I promised best practices toward the start of this article, so here’s a major one. Typically, when designing for MailChimp, I don’t even touch MailChimp’s internal editor until I’m simply uploading the pieces of my already-completed design. I actually do the designing part of the design — playing with ideas, establishing a clear and intuitive hierarchy — in Photoshop.
Why? Good question. MailChimp’s internal editor is convenient, but as I’ve previously stated, the way it handles content via “blocks” with edges that can never be crossed can be a surprisingly constant limitation.
So I start by making a design that looks visually impressive, and then figure out how to retrofit it to MailChimp’s editor after the fact.
This opens up tremendous possibilities. Previously impossible overlapping design elements can be uploaded as a single high-resolution PNG image, for example, creating the impression of a very dynamic design despite the rigidity of MailChimp’s editor.
Additionally, you won’t be limited to the narrow selection of typography compatible with most email inboxes, instead uploading impressive titles in custom typefaces as high quality images.
These design details that are impossible when just using the MailChimp editor on its own are what can really set apart your next campaign and make it look extremely impressive.
Of course, to make these impressive custom designs, you’ll need raw materials: this article about how to brand your company features a lot of the free design resources I typically pull from, but especially for email design, Unsplash is an outstanding resource for free high-resolution stock imagery that I can’t live without.

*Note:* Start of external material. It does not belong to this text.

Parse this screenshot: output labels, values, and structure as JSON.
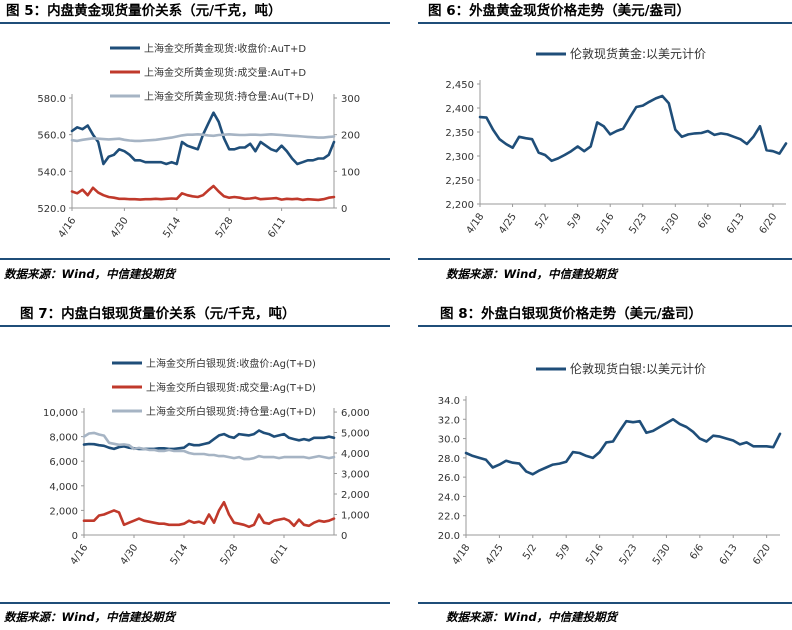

Ultimately, with professional tools in your toolkit, you’ll be able to create campaigns within MailChimp that look eye-catching and professional, using custom-crafted resources that you select. The workflow that I use to create MailChimp templates is definitely on the more advanced side of the spectrum, but even simply adding custom titles and inspired colors to an otherwise-basic MailChimp template can take your design to the next level.
Ultimately, by simply investing some time and careful thought, you can create a MailChimp campaign that is both incredibly visually impressive and also very specifically encourages your consumers to engage with your brand in a way that’s conducive to your goals. If you follow these steps, you’ll come away from your design process with a winner.